Two months. That’s all it took for the Republicans’ efforts to repeal Obamacare to come back from the dead. After a dramatic vote in the Senate that saw John McCain cast the deciding vote to kill a terrible healthcare plan, Senate Republicans are set to try again. Shame on them.
This latest bill, dubbed Graham-Cassidy after the two main sponsors, Senators Lindsey Graham and Bill Cassidy, is a horrible piece of deceptive legislation that does the opposite of what the two senators have been claiming in public. Two aspects of this bill should be enough for any legislator with a conscience to vote against it. But, if there’s anything our Republican members of Congress have proven time and time again, it is that if there is a way to fuck the general public while aiding the bottom line of publicly traded companies, they will do so.
The two aspects of the bill that are most alarming to me involve coverage of pre-existing conditions and lifetime coverage limits.
In the first aspect, Graham-Cassidy, if passed, would allow each individual state to decide whether or not the Affordable Care Act’s protections for individuals with pre-existing conditions remains intact. That is, under the ACA, no individual could be denied coverage, or be charged more for a plan, based on the state of their health. In a simple example, a 35-year-old with cancer, heart disease, and diabetes would be charged no more for their insurance than a 35-year-old in perfect health, and the sick individual could not be denied a policy. This type of scenario is crucial for insurance markets to operate for the benefit of their customers.

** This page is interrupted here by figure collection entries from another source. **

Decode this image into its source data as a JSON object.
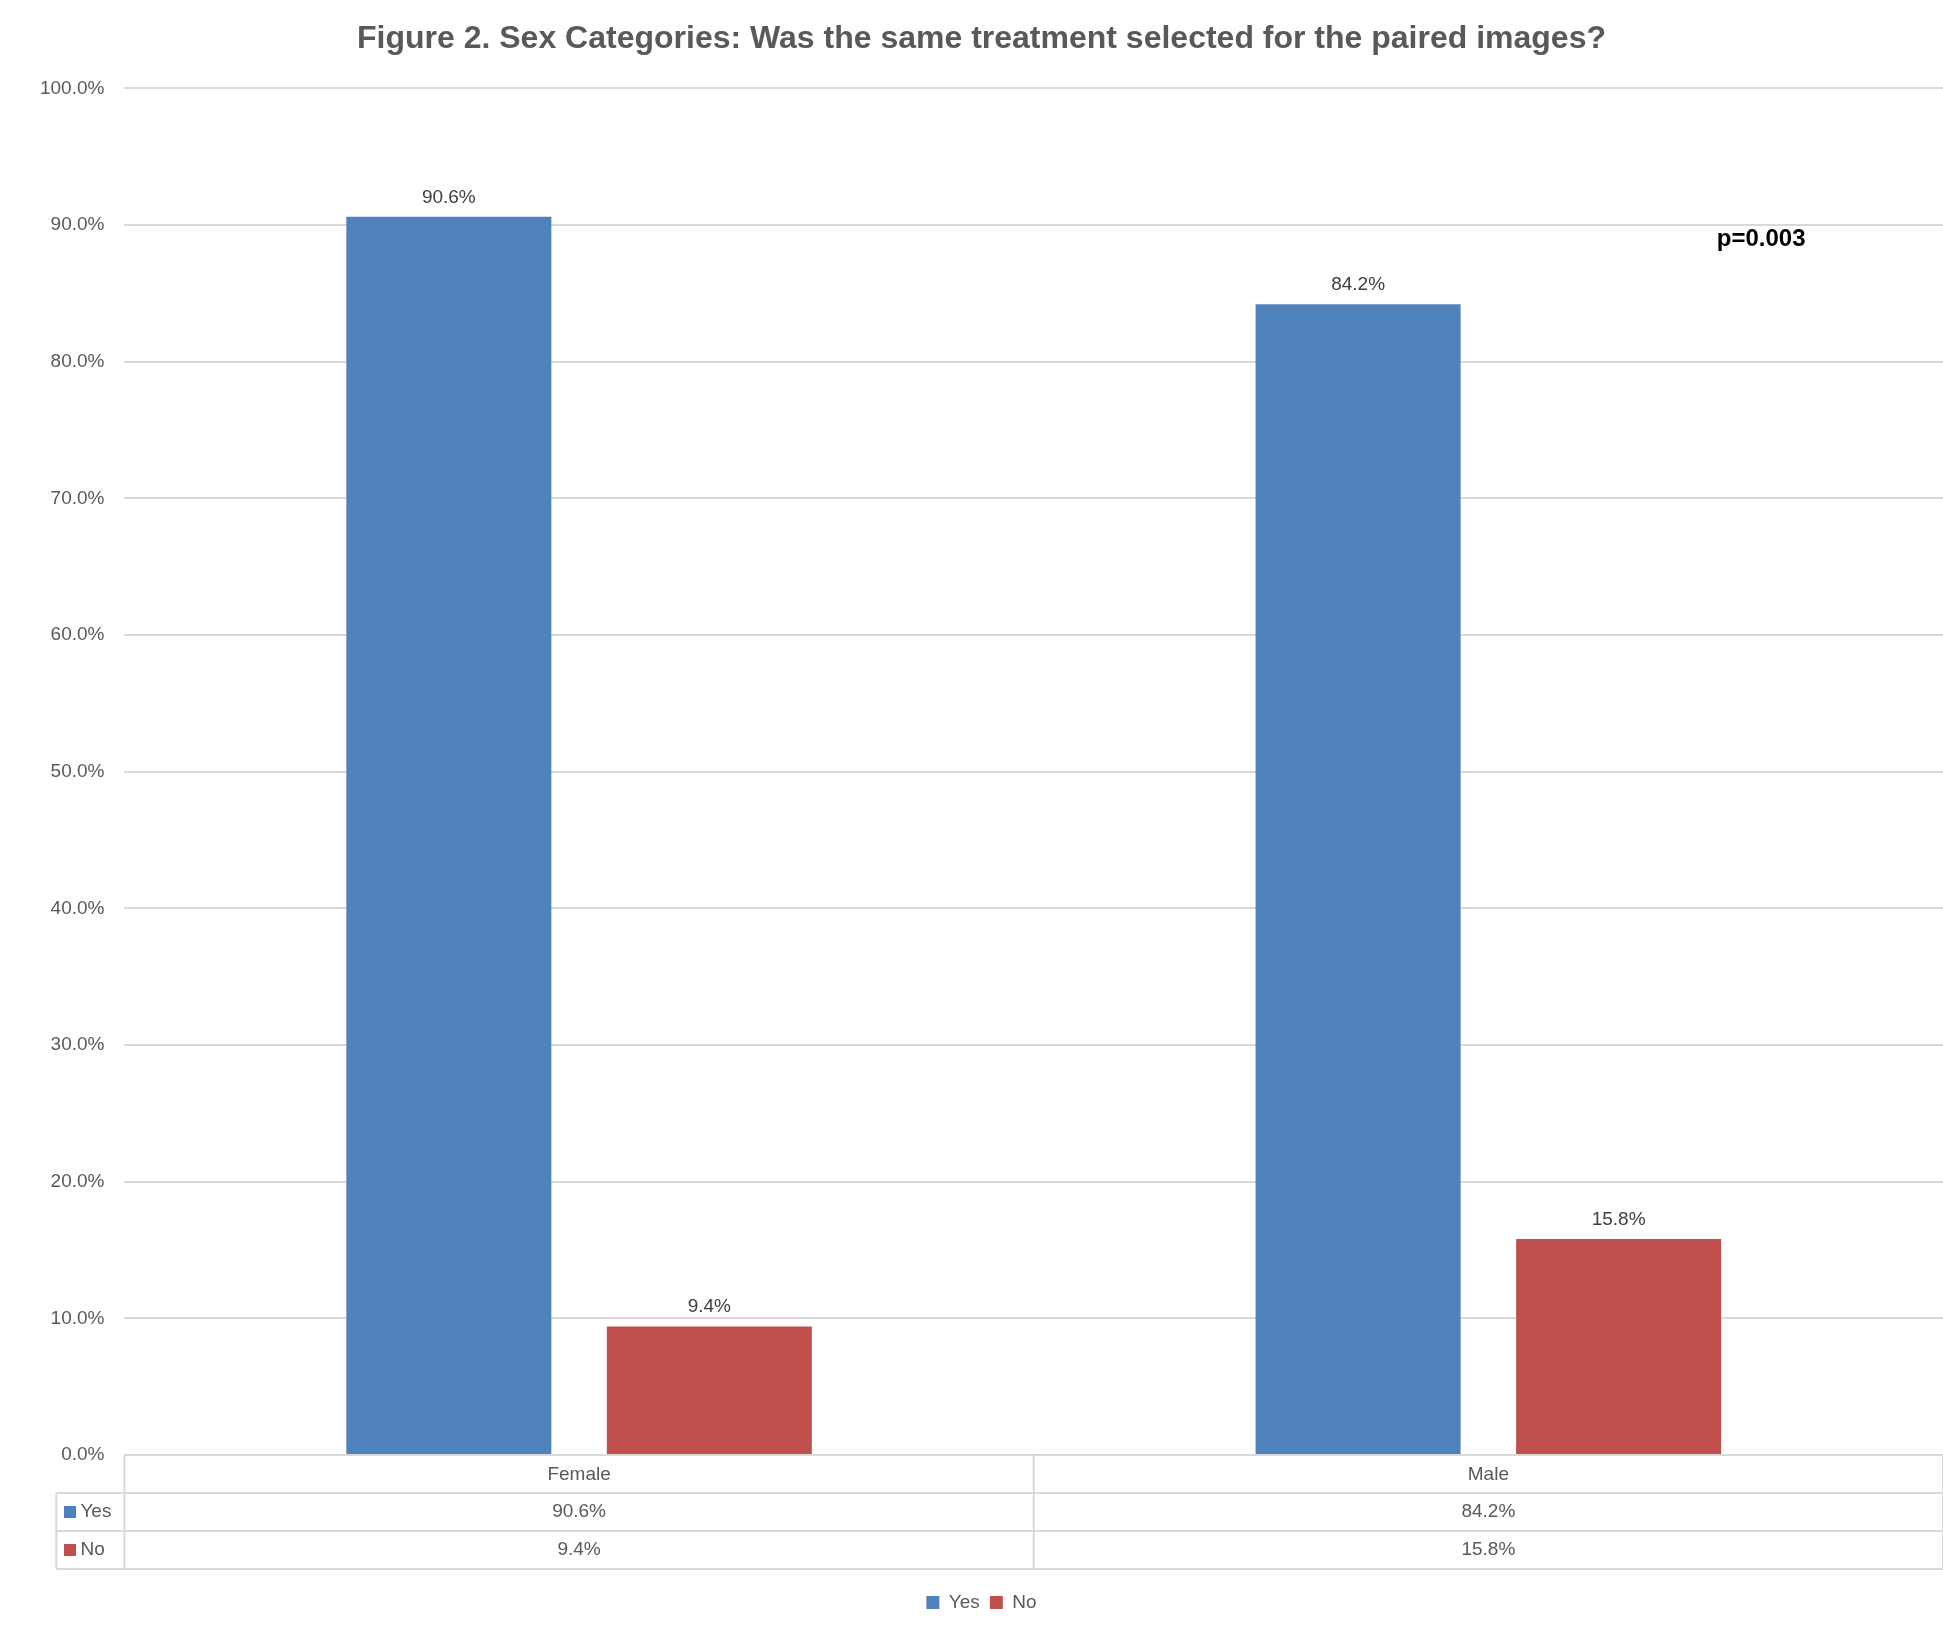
{
  "chart_data": {
    "type": "bar",
    "title": "Figure 2. Sex Categories: Was the same treatment selected for the paired images?",
    "categories": [
      "Female",
      "Male"
    ],
    "series": [
      {
        "name": "Yes",
        "color": "#4f81bd",
        "values": [
          90.6,
          84.2
        ],
        "value_labels": [
          "90.6%",
          "84.2%"
        ]
      },
      {
        "name": "No",
        "color": "#c0504d",
        "values": [
          9.4,
          15.8
        ],
        "value_labels": [
          "9.4%",
          "15.8%"
        ]
      }
    ],
    "ylim": [
      0,
      100
    ],
    "yticks": [
      {
        "value": 0,
        "label": "0.0%"
      },
      {
        "value": 10,
        "label": "10.0%"
      },
      {
        "value": 20,
        "label": "20.0%"
      },
      {
        "value": 30,
        "label": "30.0%"
      },
      {
        "value": 40,
        "label": "40.0%"
      },
      {
        "value": 50,
        "label": "50.0%"
      },
      {
        "value": 60,
        "label": "60.0%"
      },
      {
        "value": 70,
        "label": "70.0%"
      },
      {
        "value": 80,
        "label": "80.0%"
      },
      {
        "value": 90,
        "label": "90.0%"
      },
      {
        "value": 100,
        "label": "100.0%"
      }
    ],
    "grid": "y",
    "legend": "bottom",
    "annotations": [
      "p=0.003"
    ]
  }
}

Should these regulations be removed — considering how many state legislatures are controlled by the GOP, many will be — that second 35-year-old in my example would pay a much lower monthly premium than the other hypothetical person who suffers from a slew of life-threatening medical conditions. At first glance, this appears fair. Why should the healthy person pay the same as someone who is not healthy? Well, that’s how insurance works. The people who don’t need the coverage at the moment subsidize those who do. The reason this is so important for health insurance is that everyone will eventually need health coverage.
The leading causes of death in this country, according to the Centers for Disease Control and Prevention, are heart disease and cancer. These are medical conditions that are expensive to treat. If an insurance company is allowed to cancel coverage or jack up premiums as soon as someone is diagnosed with these conditions, among many, many others, then all that money they paid into the insurance while they were healthy is wasted. Denial of equal treatment for those with pre-existing conditions or who become sick undermines the very purpose of insurance. The reason insurance companies want this is that they will receive money for a policy they will not be required to honor. That is theft, plain and simple. And until the ACA became law, that was legal. Returning to that status quo is unacceptable.
As for the second aspect of Graham-Cassidy — changes to lifetime coverage limits — there is little that is more cruel or heinous in any piece of legislation in American history. Like with pre-existing conditions, Graham-Cassidy would allow the states to decide whether or not there are lifetime limits on coverage.
In another example, a person needs and receives a life-saving operation. Operations are not cheap. Doctors, nurses, drugs, equipment, and hospital stays can put the cost of some surgeries into seven figures. That’s a million dollars or more, and, if the insurance companies had their way, enough would be enough. Should a person suffer further maladies, they will have exhausted their coverage, leaving only two choices — death or bankruptcy.
One of the reasons the opinions of the American public continue to shift towards supporting universal coverage is because it is clear that when our coverage system is unfettered and lightly regulated, it leads to a lifetime of earnings flowing into the pockets of hospitals and insurers. A person can work for forty years and see everything they have saved winked out of existence owing to a catastrophic illness. No nest egg for the kids, no property to leave behind in a will. The health system we have is capable of carrying out a massive transfer of wealth from the sick — which will, again, eventually be all of us — into the black hole of American healthcare.
If Graham-Cassidy passes, there are only poor outcomes for the general public. Americans will have health coverage yanked out from under them the second they need it, more Americans will die from conditions that could have been treated, and more Americans will go broke. The only way to save money under this bill is to die suddenly and without warning, thereby never being branded with the scarlet letter of sickness. That is what the Republicans in the House and the Senate have been fighting for since the passage of the ACA. In the service of their corporate paymasters, and under the guise of conservative ideology, they are actively trying to make the lives of Americans worse. For that, I hope they suffer at least as much as those they harm.